Modelled yield and water use efficiency of maize in response to crop management and Southern Oscillation Index in a soil-climate transect in Argentina

Abstract

Maize responses to individual management factors have been widely investigated but studies of higher-order interactions involving multiple factors are rare. This paper investigates the responses of grain yield and water use efficiency of rainfed maize to sowing date, stubble condition, hybrids of contrasting cycle length, soil depth and their interactions, and how these responses are affected by El Niño – Southern Oscillation (ENSO) phenomenon. Grain yield and water balance were modelled with CropSyst using 33 years of weather data for eight locations in an east–west transect in the Southern Pampas of Argentina. Modelled grain yield decreased westward, in parallel with decreasing rainfall. Southern Oscillation Index (SOI) discriminated crop season rainfall and grain yield, with lower rainfall and grain yield for SOI phase Consistently Positive (CP) and higher rainfall and grain yield for SOI phase Consistently Negative (CN).
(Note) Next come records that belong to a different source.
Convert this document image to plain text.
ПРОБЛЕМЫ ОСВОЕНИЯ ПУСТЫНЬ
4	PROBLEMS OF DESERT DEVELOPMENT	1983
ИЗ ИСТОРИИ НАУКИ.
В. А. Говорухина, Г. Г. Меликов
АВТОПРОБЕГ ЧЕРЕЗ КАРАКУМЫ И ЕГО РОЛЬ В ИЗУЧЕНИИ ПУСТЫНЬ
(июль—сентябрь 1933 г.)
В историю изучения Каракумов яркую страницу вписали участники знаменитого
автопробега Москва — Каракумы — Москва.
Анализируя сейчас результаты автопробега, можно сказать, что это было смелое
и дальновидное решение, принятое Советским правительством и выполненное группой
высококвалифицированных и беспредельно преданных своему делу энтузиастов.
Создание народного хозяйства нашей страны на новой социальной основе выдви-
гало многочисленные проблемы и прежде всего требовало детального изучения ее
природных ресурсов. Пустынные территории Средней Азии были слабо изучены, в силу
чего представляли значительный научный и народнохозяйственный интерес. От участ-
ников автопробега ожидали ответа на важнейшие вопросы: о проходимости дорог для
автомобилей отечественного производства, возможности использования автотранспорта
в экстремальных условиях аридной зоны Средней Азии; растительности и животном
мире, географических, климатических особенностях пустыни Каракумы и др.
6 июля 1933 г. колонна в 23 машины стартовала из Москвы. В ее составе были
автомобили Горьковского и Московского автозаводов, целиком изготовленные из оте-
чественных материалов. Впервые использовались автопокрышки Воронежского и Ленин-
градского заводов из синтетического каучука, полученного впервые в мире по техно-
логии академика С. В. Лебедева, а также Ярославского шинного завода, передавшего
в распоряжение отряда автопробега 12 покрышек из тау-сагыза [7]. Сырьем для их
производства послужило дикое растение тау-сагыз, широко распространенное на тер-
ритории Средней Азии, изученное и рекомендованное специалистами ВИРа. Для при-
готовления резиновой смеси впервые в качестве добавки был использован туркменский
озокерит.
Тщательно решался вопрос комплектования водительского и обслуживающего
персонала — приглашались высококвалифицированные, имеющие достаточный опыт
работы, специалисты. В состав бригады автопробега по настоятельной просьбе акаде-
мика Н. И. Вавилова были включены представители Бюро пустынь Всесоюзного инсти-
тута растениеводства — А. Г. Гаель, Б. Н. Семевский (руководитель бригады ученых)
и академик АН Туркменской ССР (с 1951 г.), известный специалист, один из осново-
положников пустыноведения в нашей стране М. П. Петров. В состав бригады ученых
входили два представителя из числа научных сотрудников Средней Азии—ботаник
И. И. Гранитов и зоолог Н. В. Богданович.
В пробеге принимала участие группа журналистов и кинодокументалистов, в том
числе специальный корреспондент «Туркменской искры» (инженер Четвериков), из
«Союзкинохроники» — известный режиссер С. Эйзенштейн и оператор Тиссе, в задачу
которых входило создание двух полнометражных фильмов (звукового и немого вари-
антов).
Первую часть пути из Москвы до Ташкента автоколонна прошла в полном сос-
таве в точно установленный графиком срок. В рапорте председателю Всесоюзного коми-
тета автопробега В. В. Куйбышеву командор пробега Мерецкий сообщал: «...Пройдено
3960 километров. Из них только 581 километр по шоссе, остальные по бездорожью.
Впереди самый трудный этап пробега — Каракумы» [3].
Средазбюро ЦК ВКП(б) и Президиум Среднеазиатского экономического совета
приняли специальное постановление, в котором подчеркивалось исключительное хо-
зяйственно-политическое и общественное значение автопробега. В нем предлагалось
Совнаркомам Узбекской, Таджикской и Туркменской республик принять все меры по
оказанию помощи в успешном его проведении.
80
Differences in grain yield between stubble and bare soil were constant across location. High available water, as related to soil depth, increased grain yield across the transect. The effect of sowing date and stubble varied with SOI phase; for CN, highest grain yields were obtained with early sowing whereas for CP grain yield showed no correlation with sowing date. Yield differences between bare soil and stubble conditions were higher under CP than under CN, reflecting the positive effect of stubble in years with rainfall below average. Water use efficiency (WUE=yield per unit evapotranspiration) averaged 19.0kgha−1mm−1 for soils with stubble and 16.5kgha−1mm−1 for bare soil. We conclude that SOI provides an agronomically meaningful predictor of seasonal conditions that can be used to estimate crop production and manage risk by adjusting key management practices.